I am open to considering a design change which exposes a
physical-to-machine translation table (PMT) which is shared
between domain0 and Xen. Domain0 is:
- started once by Xen
- is essentially in the same trust domain as Xen
- unlikely (outside of research projects) to ever be safely
rebootable without a system/Xen reboot
- rarely will run real customer apps, so need not use
a large portion of a system's physical memory
- not migratable
However, I agree with Matt that a PMT for other domains
(domU) is a bad idea as it creates many problems for migration,
save/restore, ballooning, and adding new domains to an already
loaded system. Further, the grant table abstraction is the primary
mechanism for page sharing for domU in Xen (on Xen/x86).
I think if domU has any knowledge of actual machine addresses,
the Xen team would consider this a bug that should be fixed.
Some of the email discussion in this thread has referred to
a PMT for dom0 and others refer to a PMT for both dom0 and domU.
At this time, I am willing to consider a PMT for dom0 only.
If you would like to start proposing a design (and patches)
for dom0 PMT, please start a new thread and describe:
- what is the structure/size of the PMT and how is it allocated
(e.g. is it a linear table)? Does the table have other
attributes (e.g. r/w permissions) or is it just a one-to-one
map of physical-to-machine pages?
- how do you deal with different page sizes? (does dom0 need
to be compiled with PAGE_SIZE=4K?)
- how is dom0 I/O handled (differently than it is now)?
- what is the impact on handling virtual translations (e.g.
vcpu_translate())?
- what code that is now different for ia64 in the Xen virtual
drivers would now be the same as x86**
- what code that is now different for ia64 in the Xen virtual
drivers will still be different between ia64 and x86**
- what code (outside of Xen drivers) in xenlinux/ia64 would
need to be changed and is it still possible to make the
changes transparent?
- can dom0 and domU still use the same binary?
- what code in grant_table.c changes (can we merge back to
using common/grant_table.c instead of a separate file?)
HOWEVER, unless there is a general consensus that this change
will be easy to implement and debug, and will make fixing of
multiple domains and/or implementation of virtual networking
much easier for 3.0, I see this as a post-3.0 implementation.
Thanks,
Dan
** it would be good to see the patches for the drivers as
I think the whole point of this proposal is to make the code
closer to Xen/x86 to minimize differences/maintenance.
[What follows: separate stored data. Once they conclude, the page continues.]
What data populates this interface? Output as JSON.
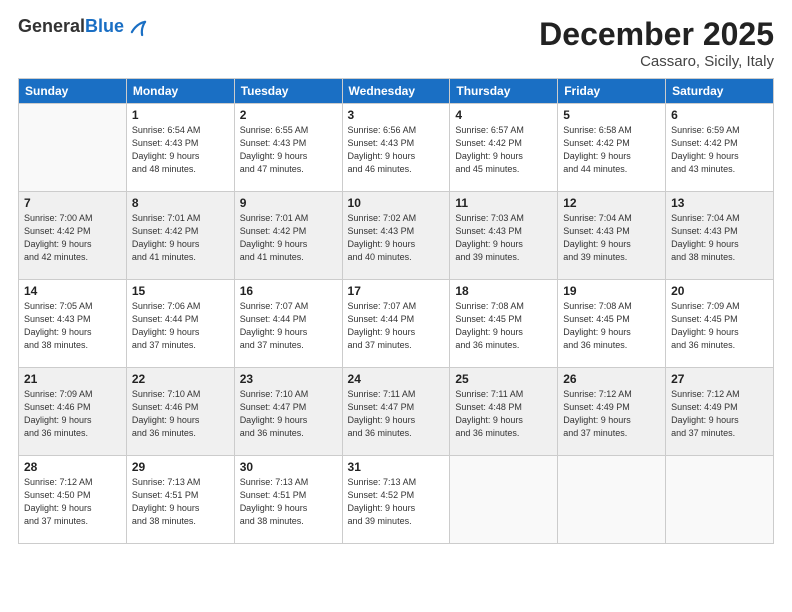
{
  "logo": {
    "general": "General",
    "blue": "Blue"
  },
  "header": {
    "month_title": "December 2025",
    "location": "Cassaro, Sicily, Italy"
  },
  "days_of_week": [
    "Sunday",
    "Monday",
    "Tuesday",
    "Wednesday",
    "Thursday",
    "Friday",
    "Saturday"
  ],
  "weeks": [
    [
      {
        "day": "",
        "info": ""
      },
      {
        "day": "1",
        "info": "Sunrise: 6:54 AM\nSunset: 4:43 PM\nDaylight: 9 hours\nand 48 minutes."
      },
      {
        "day": "2",
        "info": "Sunrise: 6:55 AM\nSunset: 4:43 PM\nDaylight: 9 hours\nand 47 minutes."
      },
      {
        "day": "3",
        "info": "Sunrise: 6:56 AM\nSunset: 4:43 PM\nDaylight: 9 hours\nand 46 minutes."
      },
      {
        "day": "4",
        "info": "Sunrise: 6:57 AM\nSunset: 4:42 PM\nDaylight: 9 hours\nand 45 minutes."
      },
      {
        "day": "5",
        "info": "Sunrise: 6:58 AM\nSunset: 4:42 PM\nDaylight: 9 hours\nand 44 minutes."
      },
      {
        "day": "6",
        "info": "Sunrise: 6:59 AM\nSunset: 4:42 PM\nDaylight: 9 hours\nand 43 minutes."
      }
    ],
    [
      {
        "day": "7",
        "info": "Sunrise: 7:00 AM\nSunset: 4:42 PM\nDaylight: 9 hours\nand 42 minutes."
      },
      {
        "day": "8",
        "info": "Sunrise: 7:01 AM\nSunset: 4:42 PM\nDaylight: 9 hours\nand 41 minutes."
      },
      {
        "day": "9",
        "info": "Sunrise: 7:01 AM\nSunset: 4:42 PM\nDaylight: 9 hours\nand 41 minutes."
      },
      {
        "day": "10",
        "info": "Sunrise: 7:02 AM\nSunset: 4:43 PM\nDaylight: 9 hours\nand 40 minutes."
      },
      {
        "day": "11",
        "info": "Sunrise: 7:03 AM\nSunset: 4:43 PM\nDaylight: 9 hours\nand 39 minutes."
      },
      {
        "day": "12",
        "info": "Sunrise: 7:04 AM\nSunset: 4:43 PM\nDaylight: 9 hours\nand 39 minutes."
      },
      {
        "day": "13",
        "info": "Sunrise: 7:04 AM\nSunset: 4:43 PM\nDaylight: 9 hours\nand 38 minutes."
      }
    ],
    [
      {
        "day": "14",
        "info": "Sunrise: 7:05 AM\nSunset: 4:43 PM\nDaylight: 9 hours\nand 38 minutes."
      },
      {
        "day": "15",
        "info": "Sunrise: 7:06 AM\nSunset: 4:44 PM\nDaylight: 9 hours\nand 37 minutes."
      },
      {
        "day": "16",
        "info": "Sunrise: 7:07 AM\nSunset: 4:44 PM\nDaylight: 9 hours\nand 37 minutes."
      },
      {
        "day": "17",
        "info": "Sunrise: 7:07 AM\nSunset: 4:44 PM\nDaylight: 9 hours\nand 37 minutes."
      },
      {
        "day": "18",
        "info": "Sunrise: 7:08 AM\nSunset: 4:45 PM\nDaylight: 9 hours\nand 36 minutes."
      },
      {
        "day": "19",
        "info": "Sunrise: 7:08 AM\nSunset: 4:45 PM\nDaylight: 9 hours\nand 36 minutes."
      },
      {
        "day": "20",
        "info": "Sunrise: 7:09 AM\nSunset: 4:45 PM\nDaylight: 9 hours\nand 36 minutes."
      }
    ],
    [
      {
        "day": "21",
        "info": "Sunrise: 7:09 AM\nSunset: 4:46 PM\nDaylight: 9 hours\nand 36 minutes."
      },
      {
        "day": "22",
        "info": "Sunrise: 7:10 AM\nSunset: 4:46 PM\nDaylight: 9 hours\nand 36 minutes."
      },
      {
        "day": "23",
        "info": "Sunrise: 7:10 AM\nSunset: 4:47 PM\nDaylight: 9 hours\nand 36 minutes."
      },
      {
        "day": "24",
        "info": "Sunrise: 7:11 AM\nSunset: 4:47 PM\nDaylight: 9 hours\nand 36 minutes."
      },
      {
        "day": "25",
        "info": "Sunrise: 7:11 AM\nSunset: 4:48 PM\nDaylight: 9 hours\nand 36 minutes."
      },
      {
        "day": "26",
        "info": "Sunrise: 7:12 AM\nSunset: 4:49 PM\nDaylight: 9 hours\nand 37 minutes."
      },
      {
        "day": "27",
        "info": "Sunrise: 7:12 AM\nSunset: 4:49 PM\nDaylight: 9 hours\nand 37 minutes."
      }
    ],
    [
      {
        "day": "28",
        "info": "Sunrise: 7:12 AM\nSunset: 4:50 PM\nDaylight: 9 hours\nand 37 minutes."
      },
      {
        "day": "29",
        "info": "Sunrise: 7:13 AM\nSunset: 4:51 PM\nDaylight: 9 hours\nand 38 minutes."
      },
      {
        "day": "30",
        "info": "Sunrise: 7:13 AM\nSunset: 4:51 PM\nDaylight: 9 hours\nand 38 minutes."
      },
      {
        "day": "31",
        "info": "Sunrise: 7:13 AM\nSunset: 4:52 PM\nDaylight: 9 hours\nand 39 minutes."
      },
      {
        "day": "",
        "info": ""
      },
      {
        "day": "",
        "info": ""
      },
      {
        "day": "",
        "info": ""
      }
    ]
  ]
}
If
"before" we have 100 lines different, and "after" we have
90 lines different, and there are other disadvantages,
adding a PMT might not be a very good tradeoff.
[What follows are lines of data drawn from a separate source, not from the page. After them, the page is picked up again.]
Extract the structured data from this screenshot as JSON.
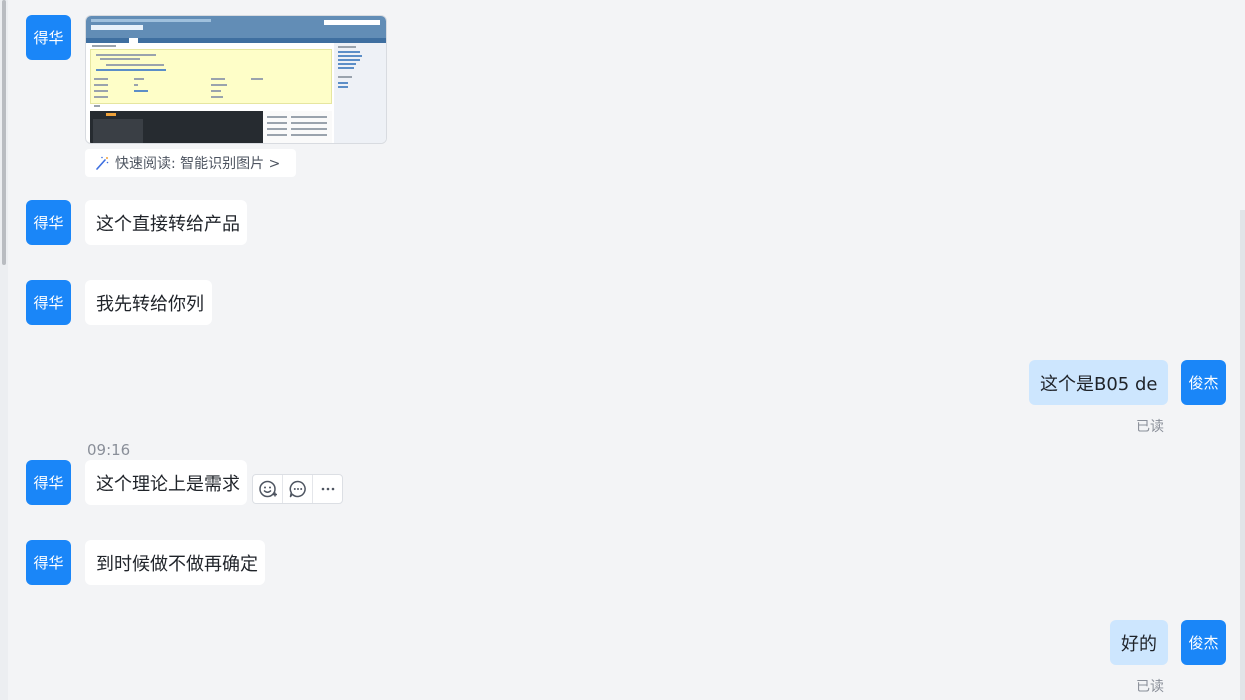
{
  "messages": [
    {
      "sender": "得华",
      "type": "image",
      "quick_read": "快速阅读: 智能识别图片 >"
    },
    {
      "sender": "得华",
      "text": "这个直接转给产品"
    },
    {
      "sender": "得华",
      "text": "我先转给你列"
    },
    {
      "sender": "俊杰",
      "text": "这个是B05 de",
      "status": "已读"
    },
    {
      "sender": "得华",
      "time": "09:16",
      "text": "这个理论上是需求"
    },
    {
      "sender": "得华",
      "text": "到时候做不做再确定"
    },
    {
      "sender": "俊杰",
      "text": "好的",
      "status": "已读"
    }
  ],
  "hover_actions": [
    "emoji-reaction-icon",
    "reply-icon",
    "more-icon"
  ],
  "colors": {
    "avatar": "#1a86f8",
    "background": "#f3f4f6",
    "incoming_bubble": "#ffffff",
    "outgoing_bubble": "#cde6fe"
  }
}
> -----Original Message-----
> From: xen-ia64-devel-bounces@xxxxxxxxxxxxxxxxxxx
> [mailto:xen-ia64-devel-bounces@xxxxxxxxxxxxxxxxxxx] On Behalf
> Of Dong, Eddie
> Sent: Tuesday, November 01, 2005 12:09 AM
> To: Matt Chapman; Tian, Kevin
> Cc: Ling, Xiaofeng; xen-ia64-devel@xxxxxxxxxxxxxxxxxxx
> Subject: RE: [Xen-ia64-devel] Re: PMT table for XEN/IA64
> (was: RE:Transparentparavirtualization vs. xen paravirtualization)
>
> Matt:
> Yes, like you mentioned, let domU or VTIdomain only do
> page flipping with assumption of the service domain own whole
> system pages (i.e all other domain's page comes from service
> domain) works. While it is eventually impossible for driver
> domains as there can be only one domain that own whole system
> pages. So either we start with what you proposed, and roll
> back to what X86 is doing now at some time later for example
> Xen3.1, or we start with align to Xen/X86 and save all
> various maintaince effort and rework effort. I suggest we go
> with the right design it will be eventually.
> Yes, supporting PMT may require modification in
> Xenia64Linux, while as you pointed out, domU in any sense
> (migration, memory location etc.) has to maintain PMT table,
> so why not let dom0 work in same way? Let dom0 and domU use
> as much code as possible is a right way to do IMO, right?
> The modification to Xenia64Linux is not so big,
> probably only PMT setup now, and then VBD/VNIF work may
> reference and modify it. It should be almost same with X86 approach.
> What sepcific question about X86 shadow_translate? I
> can consult expert here too if you need :-)
>
> So, now it may be time for us to dig into details of
> how to do PMTs...:-) And dan?
> Eddie
>
>
>
>
> Matt Chapman wrote:
> > I'm still not clear about the details. Could you outline
> the changes
> > that you want to make to Xen/ia64?
> >
> > Would DomU have a PMT? Surely DomU should not know about
> real machine
> > addresses, that should be hidden behind the grant table interface.
> > Otherwise migration, save/restore, etc. are difficult (as they have
> > found on x86).
> >
> > Do you know how x86 shadow_translate mode works? Perhaps we should
> > use that as an example.
> >
> > Matt
> >
> >
> > On Mon, Oct 31, 2005 at 05:11:09PM +0800, Tian, Kevin wrote:
> >> Matt Chapman wrote:
> >>> 1. Packet arrives in a Dom0 SKB. Of course the buffer needs
> >>> to be page sized/aligned (this is true on x86 too).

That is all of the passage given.